AIG Bonus Payments Controversy - Bonuses Exempted in TARP

Bonuses Exempted in TARP

Initially, Senator Chris Dodd was identified by Treasury Department spokesmen as being responsible for the inclusion of the provision exempting such bonuses from the executive pay limits clause of the TARP. However, on February 14, 2009, the Wall Street Journal published an article, Bankers Face Strict New Pay Cap, discussing a retroactive limit to bonus compensation inserted by Chris Dodd into the TARP bill that passed in the Senate.

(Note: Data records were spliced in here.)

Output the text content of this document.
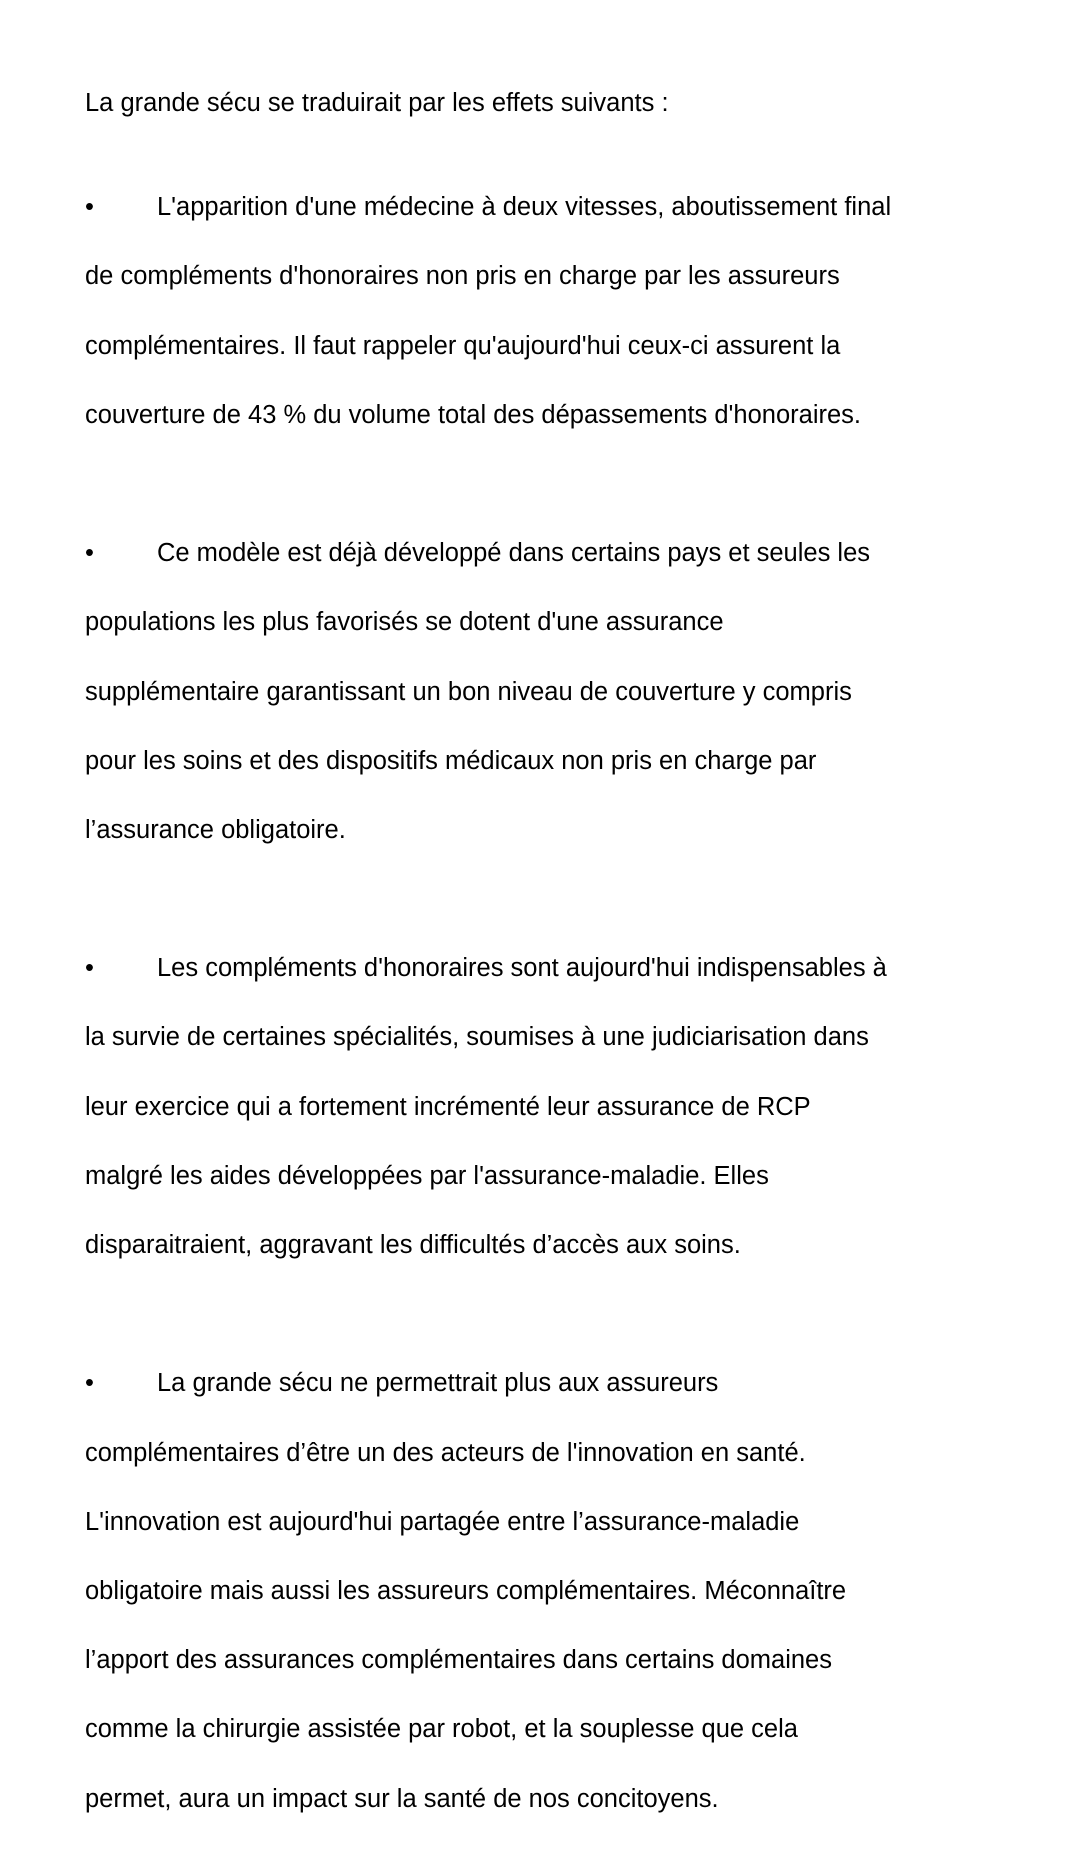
La grande sécu se traduirait par les effets suivants :

• L'apparition d'une médecine à deux vitesses, aboutissement final

de compléments d'honoraires non pris en charge par les assureurs

complémentaires. Il faut rappeler qu'aujourd'hui ceux-ci assurent la

couverture de 43 % du volume total des dépassements d'honoraires.

• Ce modèle est déjà développé dans certains pays et seules les

populations les plus favorisés se dotent d'une assurance

supplémentaire garantissant un bon niveau de couverture y compris

pour les soins et des dispositifs médicaux non pris en charge par

l’assurance obligatoire.

• Les compléments d'honoraires sont aujourd'hui indispensables à

la survie de certaines spécialités, soumises à une judiciarisation dans

leur exercice qui a fortement incrémenté leur assurance de RCP

malgré les aides développées par l'assurance-maladie. Elles

disparaitraient, aggravant les difficultés d’accès aux soins.

• La grande sécu ne permettrait plus aux assureurs

complémentaires d’être un des acteurs de l'innovation en santé.

L'innovation est aujourd'hui partagée entre l’assurance-maladie

obligatoire mais aussi les assureurs complémentaires. Méconnaître

l’apport des assurances complémentaires dans certains domaines

comme la chirurgie assistée par robot, et la souplesse que cela

permet, aura un impact sur la santé de nos concitoyens.
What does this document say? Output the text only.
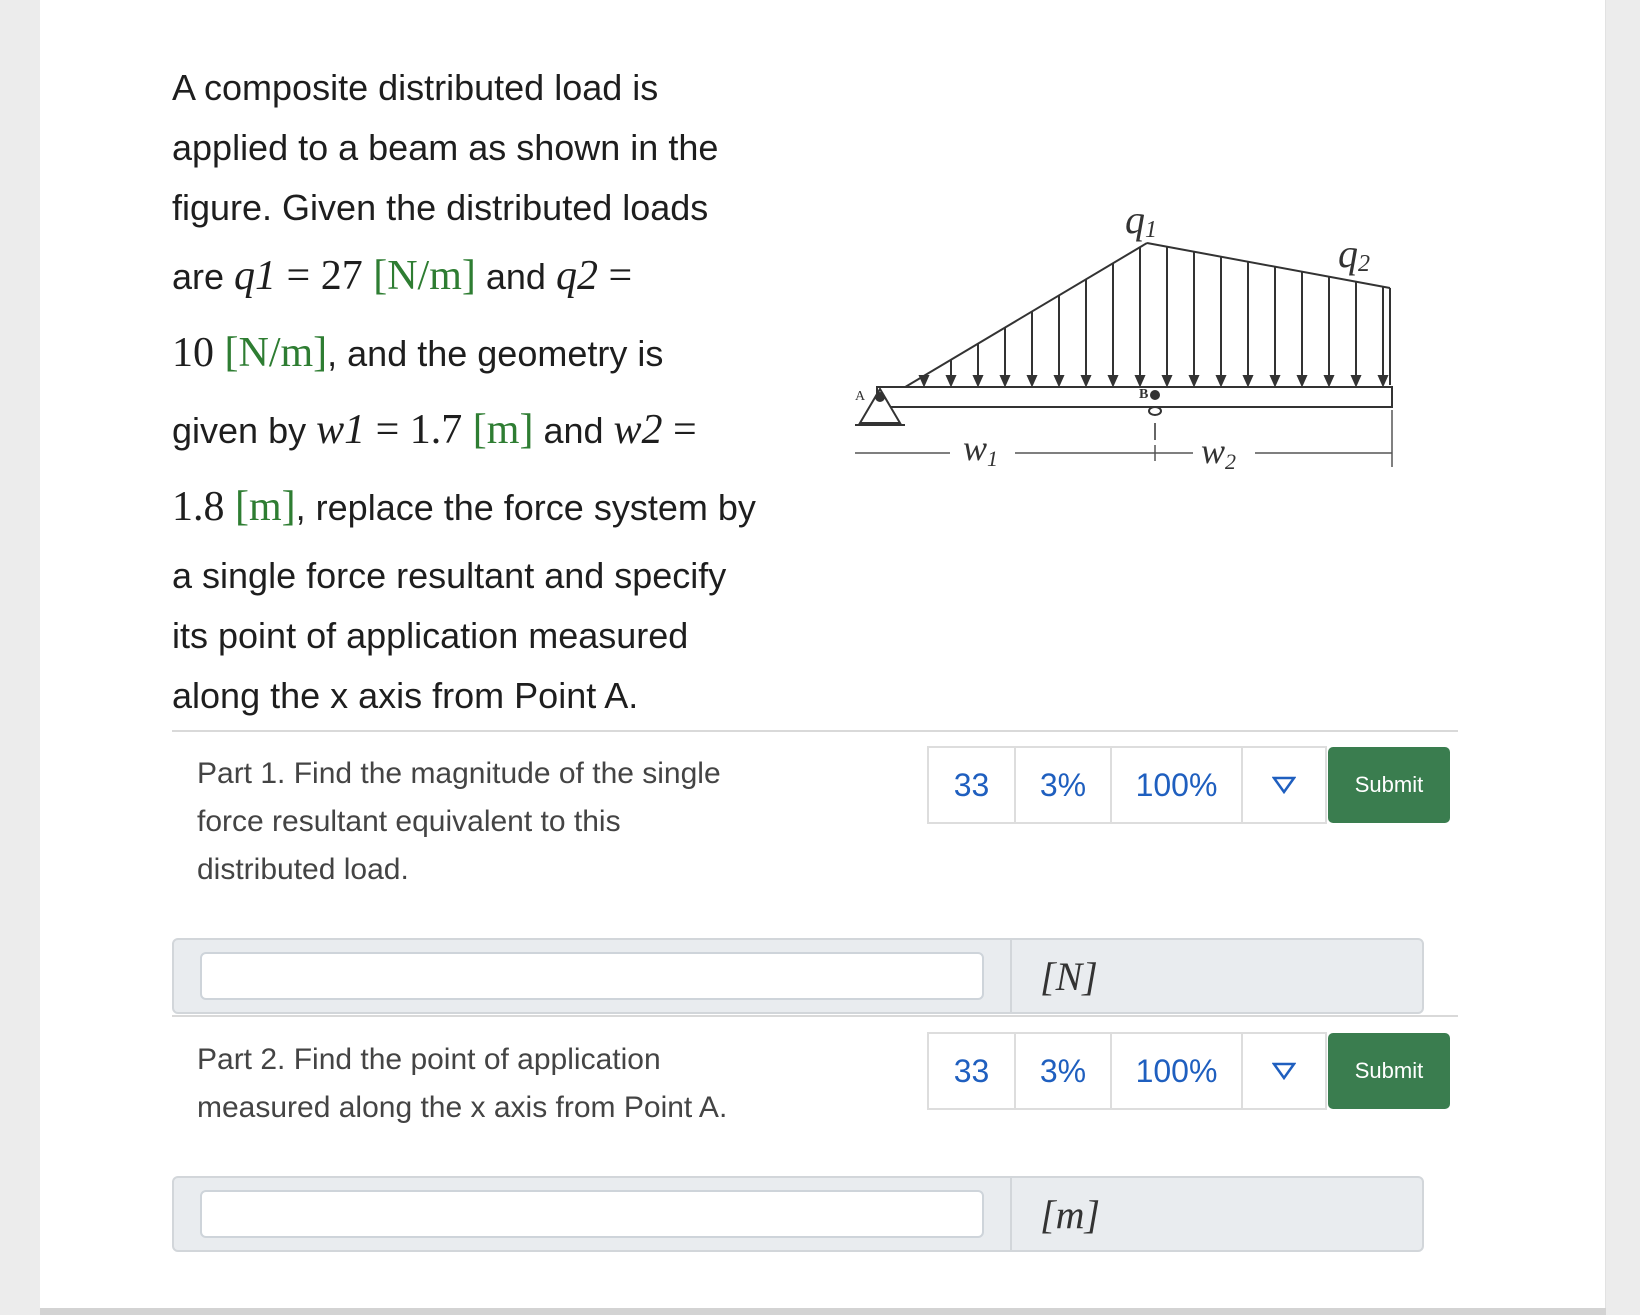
A composite distributed load is
applied to a beam as shown in the
figure. Given the distributed loads
are q1 = 27 [N/m] and q2 =
10 [N/m], and the geometry is
given by w1 = 1.7 [m] and w2 =
1.8 [m], replace the force system by
a single force resultant and specify
its point of application measured
along the x axis from Point A.
A	B
q1
q2
w1	w2
Part 1. Find the magnitude of the single
force resultant equivalent to this
distributed load.
33	3%	100%	Submit
[N]
Part 2. Find the point of application
measured along the x axis from Point A.
33	3%	100%	Submit
[m]
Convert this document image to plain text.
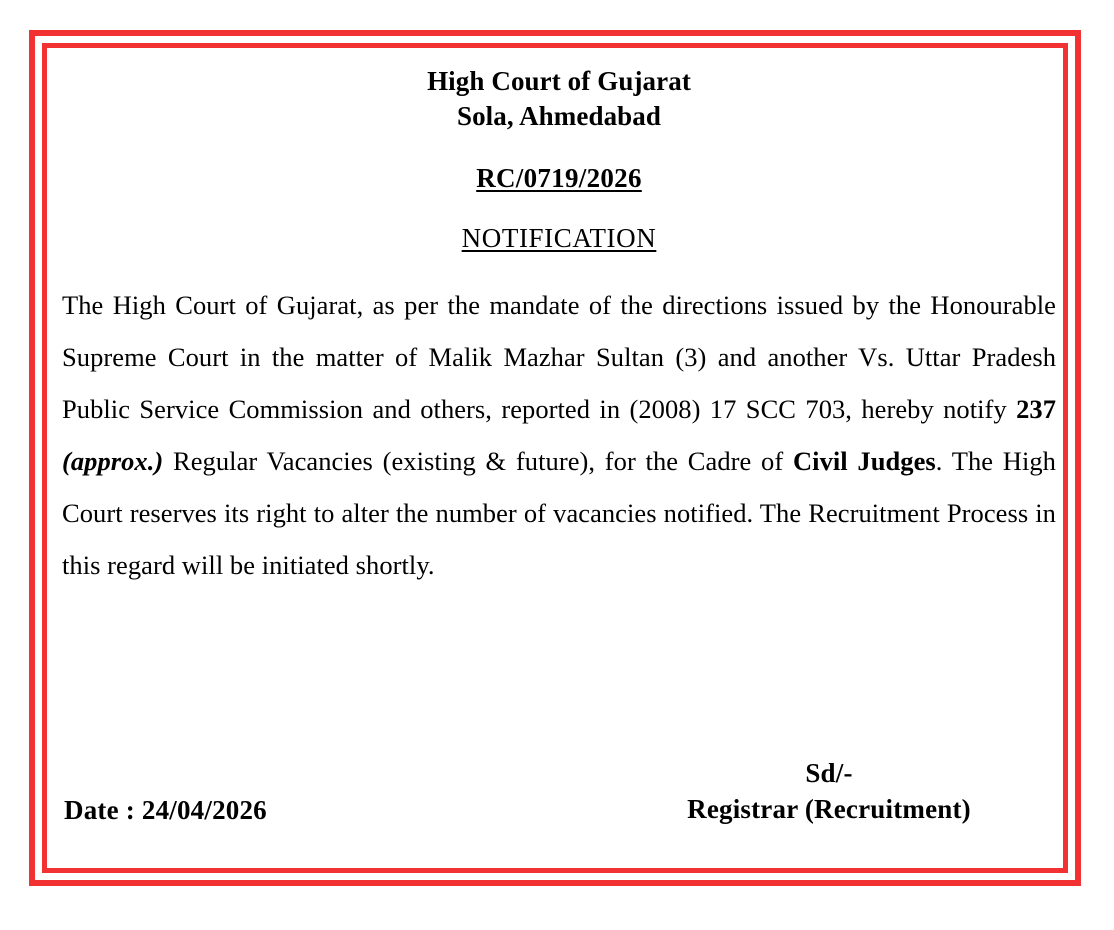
High Court of Gujarat
Sola, Ahmedabad
RC/0719/2026
NOTIFICATION

The High Court of Gujarat, as per the mandate of the directions issued by the Honourable Supreme Court in the matter of Malik Mazhar Sultan (3) and another Vs. Uttar Pradesh Public Service Commission and others, reported in (2008) 17 SCC 703, hereby notify 237 (approx.) Regular Vacancies (existing & future), for the Cadre of Civil Judges. The High Court reserves its right to alter the number of vacancies notified. The Recruitment Process in this regard will be initiated shortly.

Sd/-
Registrar (Recruitment)
Date : 24/04/2026
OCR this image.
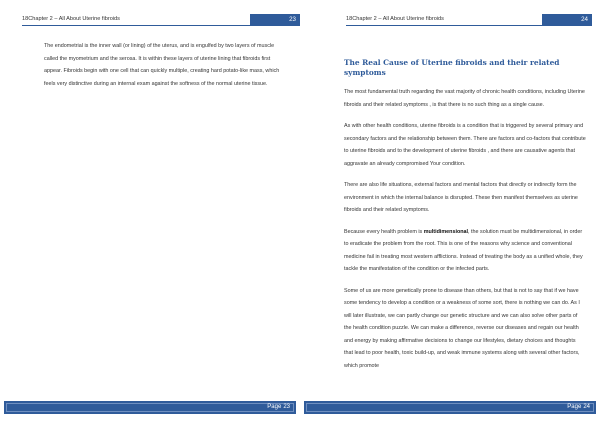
18Chapter 2 – All About Uterine fibroids	23

The endometrial is the inner wall (or lining) of the uterus, and is engulfed by two layers of muscle called the myometrium and the serosa. It is within these layers of uterine lining that fibroids first appear. Fibroids begin with one cell that can quickly multiple, creating hard potato-like mass, which feels very distinctive during an internal exam against the softness of the normal uterine tissue.

Page 23
18Chapter 2 – All About Uterine fibroids	24
The Real Cause of Uterine fibroids and their related symptoms

The most fundamental truth regarding the vast majority of chronic health conditions, including Uterine fibroids and their related symptoms , is that there is no such thing as a single cause.

As with other health conditions, uterine fibroids is a condition that is triggered by several primary and secondary factors and the relationship between them. There are factors and co-factors that contribute to uterine fibroids and to the development of uterine fibroids , and there are causative agents that aggravate an already compromised Your condition.

There are also life situations, external factors and mental factors that directly or indirectly form the environment in which the internal balance is disrupted. These then manifest themselves as uterine fibroids and their related symptoms.

Because every health problem is multidimensional, the solution must be multidimensional, in order to eradicate the problem from the root. This is one of the reasons why science and conventional medicine fail in treating most western afflictions. Instead of treating the body as a unified whole, they tackle the manifestation of the condition or the infected parts.

Some of us are more genetically prone to disease than others, but that is not to say that if we have some tendency to develop a condition or a weakness of some sort, there is nothing we can do. As I will later illustrate, we can partly change our genetic structure and we can also solve other parts of the health condition puzzle. We can make a difference, reverse our diseases and regain our health and energy by making affirmative decisions to change our lifestyles, dietary choices and thoughts that lead to poor health, toxic build-up, and weak immune systems along with several other factors, which promote

Page 24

The same article went on to mention that Treasury Secretary Timothy Geithner and Lawrence Summers "had called Sen. Dodd and asked him to reconsider". When the bill left conference, Dodd's provision had been removed and replaced with the explicit exemptions lobbied for by Geithner and Summers.

As Dodd explained in his March 18 interview on CNN, at Geithner and the Obama Administration's insistence he removed the language he had himself inserted and replaced it with Geithner and Summers' loophole, which thus allowed the bonuses which formed the basis for the AIG scandal.

Dodd retreated from his original statement that he did not know how the bill was changed Dodd was criticised by many in the Connecticut media for the apparent flip-flop. In a March 20, 2009 editorial the New Haven Register called Dodd "a lying weasel" The same day, Hartford Courant columnist Rick Green called on Dodd not to seek re-election in 2010.